Actually, I should use two sets of chop sticks, one going the opposite direction as well. Then, as I turn the chop sticks away from me, the sushi roll should roll up, and when it reaches the other end, I will pull both chop sticks out, leaving the sushi and seaweed rolled up like a sleeping bag.
I think that when they are rolled by professionals, they use some sort of a mat to compress the roll and keep it together. The rice is sticky and cooperates. I think wax paper or plastic wrap will have to be under the initial seaweed.
The biggest question in my mind is, should the sushi rice go down first, or the seaweed sheet. I think that I could do it either way. Well. I'll find out with my first batch of sushi.
The rice was easy enough. You wash it until the water runs clear. Use cold water. Then, put the washed rice in your pan. Add the water. Bring to a boil, cover and turn down.
Be careful. At this point, as the pan is cooling down, the rice will threaten to bubble up and boil over. Just keep lifting the pan up until the boiling settles down. Do not, under any circumstances, lift the lid up. Leave it down. 20 minutes.
Then, when the 20 minutes is up, leave the lid down, and take the pan off the heat and put it on a cutting board to cool for 10 more minutes. Leave the cover on. After the 10 minutes is up, move the rice to a plastic bowl. Not metal. The rice will come out of the pan in a sheet. If that happens, you have done well, grasshopper. Let it rest for a few minutes in the bowl and add a capful of rice vinegar and add some sea salt. This is the time to add your sesame seeds to your rice. Stir.
Building Your Roll
I used a piece of aluminum foil for my bamboo matt. I used a seaweed sheet and piled all my sticky rice on the seaweed sheet. I did leave a small space for the final inch. When you roll your roll, the last bit of seaweed gets sticky and will seal your roll.
Try to keep your hands dry when you handle the seaweed.

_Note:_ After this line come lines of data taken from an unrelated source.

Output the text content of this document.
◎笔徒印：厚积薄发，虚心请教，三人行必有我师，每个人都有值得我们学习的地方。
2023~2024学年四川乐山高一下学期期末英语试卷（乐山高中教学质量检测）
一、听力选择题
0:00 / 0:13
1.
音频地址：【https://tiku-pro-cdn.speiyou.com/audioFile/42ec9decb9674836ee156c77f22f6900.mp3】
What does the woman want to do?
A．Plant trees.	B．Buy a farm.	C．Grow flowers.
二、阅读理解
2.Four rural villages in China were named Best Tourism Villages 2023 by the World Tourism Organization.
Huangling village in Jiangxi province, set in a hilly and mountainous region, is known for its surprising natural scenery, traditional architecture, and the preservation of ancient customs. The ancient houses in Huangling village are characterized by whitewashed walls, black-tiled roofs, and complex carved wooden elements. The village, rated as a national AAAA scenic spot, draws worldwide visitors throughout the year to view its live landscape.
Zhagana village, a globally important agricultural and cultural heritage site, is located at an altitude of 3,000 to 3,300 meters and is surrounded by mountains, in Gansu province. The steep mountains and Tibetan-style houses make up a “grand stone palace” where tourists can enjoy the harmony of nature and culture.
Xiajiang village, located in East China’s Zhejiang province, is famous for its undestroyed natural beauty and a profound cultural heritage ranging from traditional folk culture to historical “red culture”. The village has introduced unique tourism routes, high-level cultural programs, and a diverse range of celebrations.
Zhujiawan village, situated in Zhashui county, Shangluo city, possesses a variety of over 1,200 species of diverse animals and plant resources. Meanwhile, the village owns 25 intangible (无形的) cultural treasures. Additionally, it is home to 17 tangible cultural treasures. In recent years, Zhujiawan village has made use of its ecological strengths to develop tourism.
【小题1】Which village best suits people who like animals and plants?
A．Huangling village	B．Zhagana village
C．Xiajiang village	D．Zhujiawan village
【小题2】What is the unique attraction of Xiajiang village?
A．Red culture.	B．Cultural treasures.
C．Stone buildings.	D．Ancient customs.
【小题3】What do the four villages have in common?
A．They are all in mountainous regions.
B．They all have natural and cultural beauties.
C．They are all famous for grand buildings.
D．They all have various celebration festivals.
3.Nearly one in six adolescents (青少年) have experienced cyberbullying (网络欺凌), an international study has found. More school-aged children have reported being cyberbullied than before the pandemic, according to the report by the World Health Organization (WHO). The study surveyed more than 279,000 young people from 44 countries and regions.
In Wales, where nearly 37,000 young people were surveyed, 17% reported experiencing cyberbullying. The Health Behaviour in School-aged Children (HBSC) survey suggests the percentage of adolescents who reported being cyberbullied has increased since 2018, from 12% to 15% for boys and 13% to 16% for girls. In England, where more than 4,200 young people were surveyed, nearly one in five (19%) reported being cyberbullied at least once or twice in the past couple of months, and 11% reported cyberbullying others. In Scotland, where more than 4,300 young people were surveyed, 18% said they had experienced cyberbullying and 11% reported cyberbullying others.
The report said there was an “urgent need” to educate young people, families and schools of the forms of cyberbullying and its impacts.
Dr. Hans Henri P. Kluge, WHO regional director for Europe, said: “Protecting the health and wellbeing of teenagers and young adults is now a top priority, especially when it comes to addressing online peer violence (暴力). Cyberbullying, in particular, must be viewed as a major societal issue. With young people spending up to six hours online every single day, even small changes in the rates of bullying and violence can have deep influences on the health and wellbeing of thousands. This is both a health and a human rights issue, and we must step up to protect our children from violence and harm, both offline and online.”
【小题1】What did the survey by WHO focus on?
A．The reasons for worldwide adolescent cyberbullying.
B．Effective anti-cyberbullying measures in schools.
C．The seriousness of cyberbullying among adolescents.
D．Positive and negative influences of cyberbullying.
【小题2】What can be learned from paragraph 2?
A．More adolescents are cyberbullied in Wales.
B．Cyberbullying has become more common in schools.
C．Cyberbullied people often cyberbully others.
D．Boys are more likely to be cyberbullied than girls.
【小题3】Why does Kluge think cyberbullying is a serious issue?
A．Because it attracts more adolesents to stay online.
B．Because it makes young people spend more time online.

The shrimp, avocado and wasabi powder went on the rice on the far end of the seaweed sheet. I did finally insert my connected chopsticks to the end of the seaweed and used it to keep rolling my seaweed onto the rice. I also used the aluminum foil to help keep the whole pile tight as I rolled it.
Then, when I was done rolling it, I moistened the end of the seaweed and sealed the edge.
I kept the aluminum foil on the roll until I cut across the entire roll, in one inch segments.
Then, I removed the foil and flipped each roll over on its side. I got out some soy sauce and dipped the sushi roll into the soy sauce.
Success! My first attempt at sushi rolls was a complete success!